Das Oberlandesgericht hat in seinem Urteil nur geklärt, ob die Stiftung Warentest ihr Testergebnis mit der nötigen Sorgfalt ermittelt hat. Die Verbraucherschützer gaben vor, das Vanillearoma in der Nuss-Schokolade müsse künstlich hergestellt worden sein, weil den Tester kein Weg bekannt war, wie derart große Menge an Aromastoffen natürlich gewonnen werden können. Derartige Mutmaßungen – so das Gericht – seien wegen des „unglaublichen Gewichts“ der Testergebnisse der Stiftung nicht ausreichend, um ein Produkt schlecht zu bewerten.
Das Urteil sagt damit überhaupt nichts darüber aus, ob das Vanillearoma tatsächlich natürlich gewonnen wird – wie Ritter Sport behauptet. Deshalb könnte es jetzt noch eine gefährliche Fortsetzung der juristischen Auseinandersetzung geben, denn die Stiftung Warentest könnte angesichts der großen Schmach ein Hauptsacheverfahren vor Gericht anstrengen, um zu klären, wie das Aroma genau hergestellt wird.

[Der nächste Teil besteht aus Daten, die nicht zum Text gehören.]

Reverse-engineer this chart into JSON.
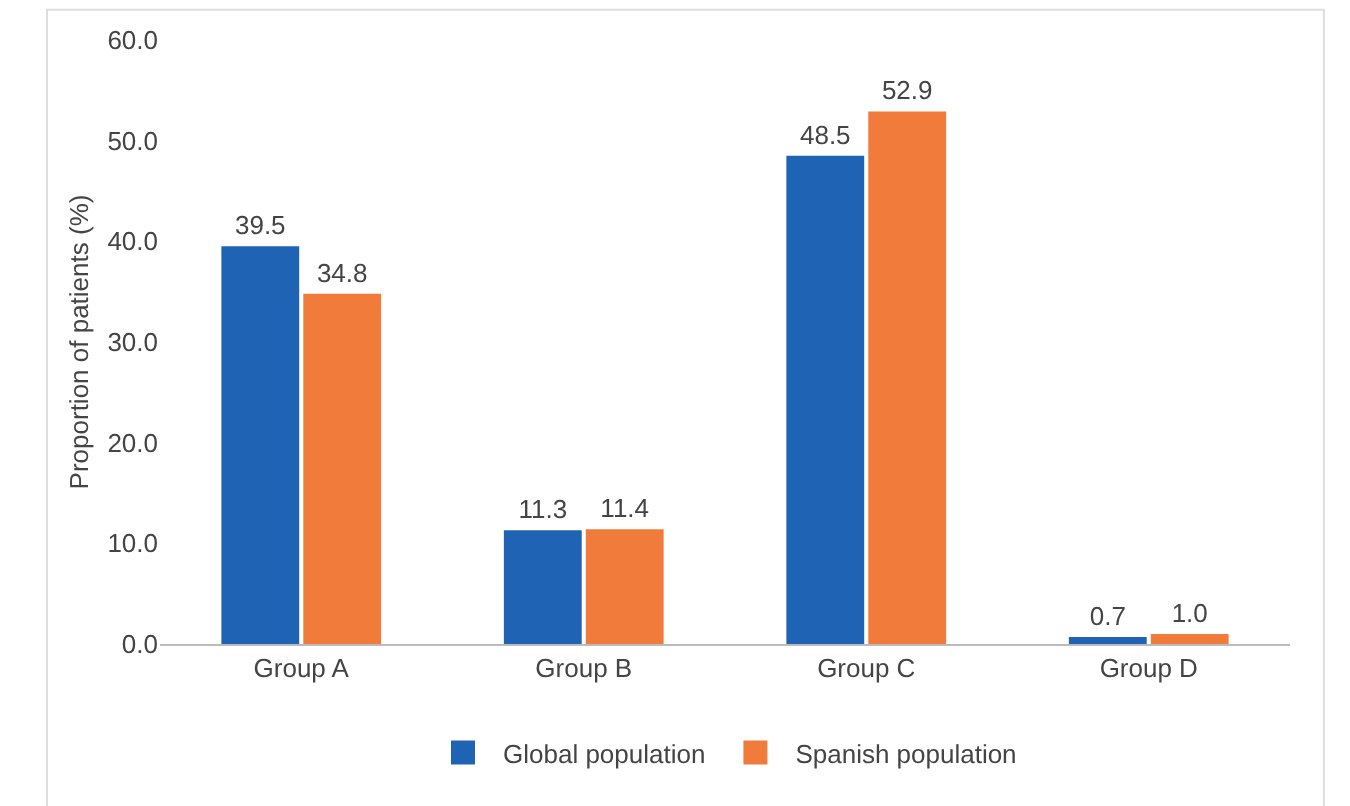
{
  "chart_data": {
    "type": "bar",
    "ylabel": "Proportion of patients (%)",
    "categories": [
      "Group A",
      "Group B",
      "Group C",
      "Group D"
    ],
    "series": [
      {
        "name": "Global population",
        "color": "#1f63b4",
        "values": [
          39.5,
          11.3,
          48.5,
          0.7
        ],
        "value_labels": [
          "39.5",
          "11.3",
          "48.5",
          "0.7"
        ]
      },
      {
        "name": "Spanish population",
        "color": "#f07b3b",
        "values": [
          34.8,
          11.4,
          52.9,
          1.0
        ],
        "value_labels": [
          "34.8",
          "11.4",
          "52.9",
          "1.0"
        ]
      }
    ],
    "ylim": [
      0,
      60
    ],
    "yticks": [
      {
        "value": 0,
        "label": "0.0"
      },
      {
        "value": 10,
        "label": "10.0"
      },
      {
        "value": 20,
        "label": "20.0"
      },
      {
        "value": 30,
        "label": "30.0"
      },
      {
        "value": 40,
        "label": "40.0"
      },
      {
        "value": 50,
        "label": "50.0"
      },
      {
        "value": 60,
        "label": "60.0"
      }
    ],
    "grid": false,
    "legend": "bottom"
  }
}
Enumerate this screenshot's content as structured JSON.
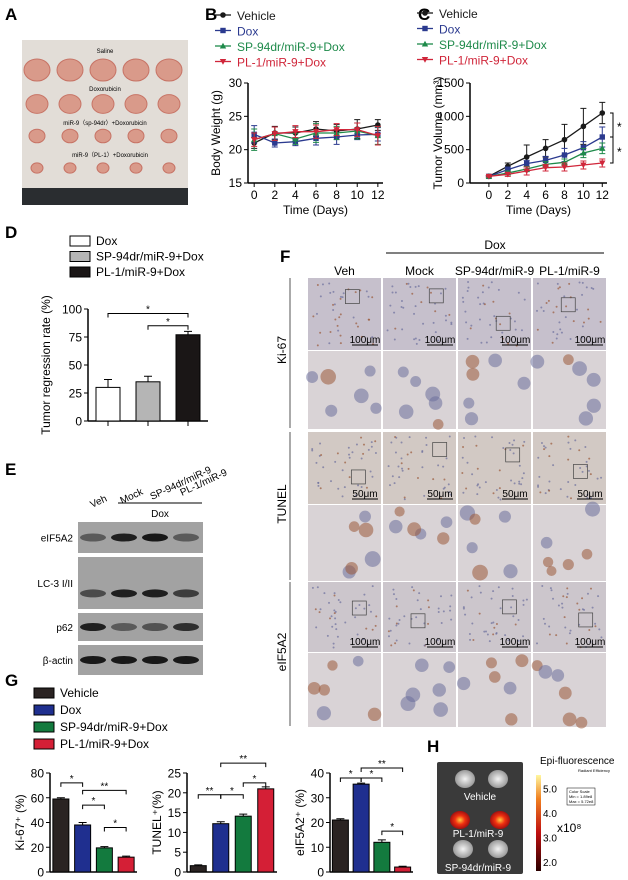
{
  "panels": {
    "A": "A",
    "B": "B",
    "C": "C",
    "D": "D",
    "E": "E",
    "F": "F",
    "G": "G",
    "H": "H"
  },
  "photo_a": {
    "labels": [
      "Saline",
      "Doxorubicin",
      "miR-9（sp-94dr）+Doxorubicin",
      "miR-9（PL-1）+Doxorubicin"
    ]
  },
  "colors": {
    "vehicle": "#1a1a1a",
    "dox": "#2b3a8f",
    "sp": "#1e8a4a",
    "pl": "#d0263a",
    "d_dox": "#ffffff",
    "d_sp": "#b5b5b5",
    "d_pl": "#1a1616",
    "g_vehicle": "#2a2322",
    "g_dox": "#1f2f8f",
    "g_sp": "#137a3e",
    "g_pl": "#d41f36"
  },
  "chart_data": [
    {
      "id": "B",
      "type": "line",
      "xlabel": "Time (Days)",
      "ylabel": "Body Weight (g)",
      "xlim": [
        0,
        12
      ],
      "ylim": [
        15,
        30
      ],
      "xticks": [
        "0",
        "2",
        "4",
        "6",
        "8",
        "10",
        "12"
      ],
      "yticks": [
        "15",
        "20",
        "25",
        "30"
      ],
      "x": [
        0,
        2,
        4,
        6,
        8,
        10,
        12
      ],
      "series": [
        {
          "name": "Vehicle",
          "marker": "circle",
          "values": [
            21,
            22.5,
            22.5,
            23.1,
            22.8,
            23.1,
            23.7
          ],
          "error": [
            0.8,
            1,
            0.9,
            1.1,
            1,
            1.4,
            0.8
          ]
        },
        {
          "name": "Dox",
          "marker": "square",
          "values": [
            22.3,
            21,
            21.2,
            21.7,
            21.9,
            22.2,
            22.3
          ],
          "error": [
            1.3,
            0.6,
            0.6,
            1,
            1.1,
            0.7,
            1
          ]
        },
        {
          "name": "SP-94dr/miR-9+Dox",
          "marker": "triangle-up",
          "values": [
            21.5,
            22.4,
            21.6,
            22.5,
            22.5,
            22.8,
            22.1
          ],
          "error": [
            1.6,
            1,
            0.8,
            1.4,
            1,
            1.2,
            1.3
          ]
        },
        {
          "name": "PL-1/miR-9+Dox",
          "marker": "triangle-down",
          "values": [
            21.5,
            22.4,
            22.7,
            22.7,
            23,
            23,
            22.1
          ],
          "error": [
            1,
            1,
            0.9,
            1,
            0.9,
            1,
            1.4
          ]
        }
      ]
    },
    {
      "id": "C",
      "type": "line",
      "xlabel": "Time (Days)",
      "ylabel": "Tumor Volume (mm³)",
      "xlim": [
        0,
        12
      ],
      "ylim": [
        0,
        1500
      ],
      "xticks": [
        "0",
        "2",
        "4",
        "6",
        "8",
        "10",
        "12"
      ],
      "yticks": [
        "0",
        "500",
        "1000",
        "1500"
      ],
      "x": [
        0,
        2,
        4,
        6,
        8,
        10,
        12
      ],
      "series": [
        {
          "name": "Vehicle",
          "marker": "circle",
          "values": [
            100,
            250,
            390,
            520,
            650,
            850,
            1050
          ],
          "error": [
            10,
            50,
            180,
            130,
            230,
            270,
            160
          ]
        },
        {
          "name": "Dox",
          "marker": "square",
          "values": [
            100,
            200,
            290,
            340,
            420,
            530,
            690
          ],
          "error": [
            10,
            40,
            50,
            60,
            100,
            90,
            150
          ]
        },
        {
          "name": "SP-94dr/miR-9+Dox",
          "marker": "triangle-up",
          "values": [
            100,
            150,
            210,
            280,
            310,
            450,
            520
          ],
          "error": [
            10,
            30,
            40,
            40,
            50,
            70,
            80
          ]
        },
        {
          "name": "PL-1/miR-9+Dox",
          "marker": "triangle-down",
          "values": [
            100,
            130,
            180,
            230,
            240,
            270,
            300
          ],
          "error": [
            10,
            30,
            60,
            50,
            60,
            60,
            60
          ]
        }
      ],
      "annotations": [
        {
          "between": [
            "Vehicle",
            "Dox"
          ],
          "text": "*"
        },
        {
          "between": [
            "Dox",
            "PL-1/miR-9+Dox"
          ],
          "text": "*"
        }
      ]
    },
    {
      "id": "D",
      "type": "bar",
      "ylabel": "Tumor regression rate (%)",
      "ylim": [
        0,
        100
      ],
      "yticks": [
        "0",
        "25",
        "50",
        "75",
        "100"
      ],
      "categories": [
        "Dox",
        "SP-94dr/miR-9+Dox",
        "PL-1/miR-9+Dox"
      ],
      "values": [
        30,
        35,
        77
      ],
      "error": [
        7,
        5,
        3
      ],
      "annotations": [
        {
          "between": [
            0,
            2
          ],
          "text": "*"
        },
        {
          "between": [
            1,
            2
          ],
          "text": "*"
        }
      ]
    },
    {
      "id": "G1",
      "type": "bar",
      "ylabel": "Ki-67⁺ (%)",
      "ylim": [
        0,
        80
      ],
      "yticks": [
        "0",
        "20",
        "40",
        "60",
        "80"
      ],
      "categories": [
        "Vehicle",
        "Dox",
        "SP-94dr/miR-9+Dox",
        "PL-1/miR-9+Dox"
      ],
      "values": [
        59,
        38,
        19.5,
        12
      ],
      "error": [
        1,
        2,
        1,
        0.8
      ],
      "annotations": [
        {
          "between": [
            0,
            1
          ],
          "text": "*"
        },
        {
          "between": [
            1,
            3
          ],
          "text": "**"
        },
        {
          "between": [
            1,
            2
          ],
          "text": "*"
        },
        {
          "between": [
            2,
            3
          ],
          "text": "*"
        }
      ]
    },
    {
      "id": "G2",
      "type": "bar",
      "ylabel": "TUNEL⁺(%)",
      "ylim": [
        0,
        25
      ],
      "yticks": [
        "0",
        "5",
        "10",
        "15",
        "20",
        "25"
      ],
      "categories": [
        "Vehicle",
        "Dox",
        "SP-94dr/miR-9+Dox",
        "PL-1/miR-9+Dox"
      ],
      "values": [
        1.6,
        12.2,
        14.1,
        21
      ],
      "error": [
        0.2,
        0.5,
        0.5,
        0.5
      ],
      "annotations": [
        {
          "between": [
            0,
            1
          ],
          "text": "**"
        },
        {
          "between": [
            1,
            2
          ],
          "text": "*"
        },
        {
          "between": [
            1,
            3
          ],
          "text": "**"
        },
        {
          "between": [
            2,
            3
          ],
          "text": "*"
        }
      ]
    },
    {
      "id": "G3",
      "type": "bar",
      "ylabel": "eIF5A2⁺ (%)",
      "ylim": [
        0,
        40
      ],
      "yticks": [
        "0",
        "10",
        "20",
        "30",
        "40"
      ],
      "categories": [
        "Vehicle",
        "Dox",
        "SP-94dr/miR-9+Dox",
        "PL-1/miR-9+Dox"
      ],
      "values": [
        21,
        35.5,
        12,
        2
      ],
      "error": [
        0.5,
        0.4,
        1,
        0.3
      ],
      "annotations": [
        {
          "between": [
            0,
            1
          ],
          "text": "*"
        },
        {
          "between": [
            1,
            2
          ],
          "text": "*"
        },
        {
          "between": [
            1,
            3
          ],
          "text": "**"
        },
        {
          "between": [
            2,
            3
          ],
          "text": "*"
        }
      ]
    }
  ],
  "blot_e": {
    "lanes": [
      "Veh",
      "Mock",
      "SP-94dr/miR-9",
      "PL-1/miR-9"
    ],
    "group": "Dox",
    "rows": [
      "eIF5A2",
      "LC-3 I/II",
      "p62",
      "β-actin"
    ]
  },
  "ihc_f": {
    "columns": [
      "Veh",
      "Mock",
      "SP-94dr/miR-9",
      "PL-1/miR-9"
    ],
    "group": "Dox",
    "rows": [
      "Ki-67",
      "TUNEL",
      "eIF5A2"
    ],
    "scale_bars": [
      "100μm",
      "50μm",
      "100μm"
    ]
  },
  "imaging_h": {
    "title": "Epi-fluorescence",
    "labels": [
      "Vehicle",
      "PL-1/miR-9",
      "SP-94dr/miR-9"
    ],
    "colorbar_ticks": [
      "2.0",
      "3.0",
      "4.0",
      "5.0"
    ],
    "multiplier": "x10⁸",
    "unit": "Radiant Efficiency",
    "scale_box": [
      "Color Scale",
      "Min = 1.89e8",
      "Max = 5.72e8"
    ]
  }
}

Das kann nicht im Interesse von Ritter Sport sein. Fortwährende Spekulationen über Chemie-Aroma in der Schokolade dürfte selbst für eine starke Marke wie Ritter Sport schädlich sein. Deshalb sollte der Schoko-Hersteller jetzt alles tun, um die Schmach der Stiftung Warentest zu begrenzen. Die alte Regel der Krisenkommunikationsprofis gilt auch hier: Wer in die Ecke gedrängt wird, schlägt um sich.
Genauso verhält es sich mit den Schadenersatzforderungen von Ritter Sport. Sie müssten vor Gericht durchgesetzt werden, was ebenfalls langwierig ist. Aus Kommunikationssicht schlimm ist das Drohszenario für die Stiftung: Ritter Sport setzt pro Jahr rund 380 Millionen Euro um. Die Umsatzerlöse der Verbraucherschützer lagen 2013 bei rund 40,5 Millionen Euro. Dazu kamen 5,5 Millionen Euro vom Bund. Allein eine Schadenersatzforderung in Höhe von nur 1 Millionen Euro würde zu deutlicher finanzieller Not der Stiftung führen. Wer die Stiftung so angreift, provoziert heftige Gegenwehr – und das wirksamste Schwert der Verbraucherschützer ist die Öffentlichkeit. Meine Meinung: Es gibt Kriege, die es nicht wert sind, geführt zu werden!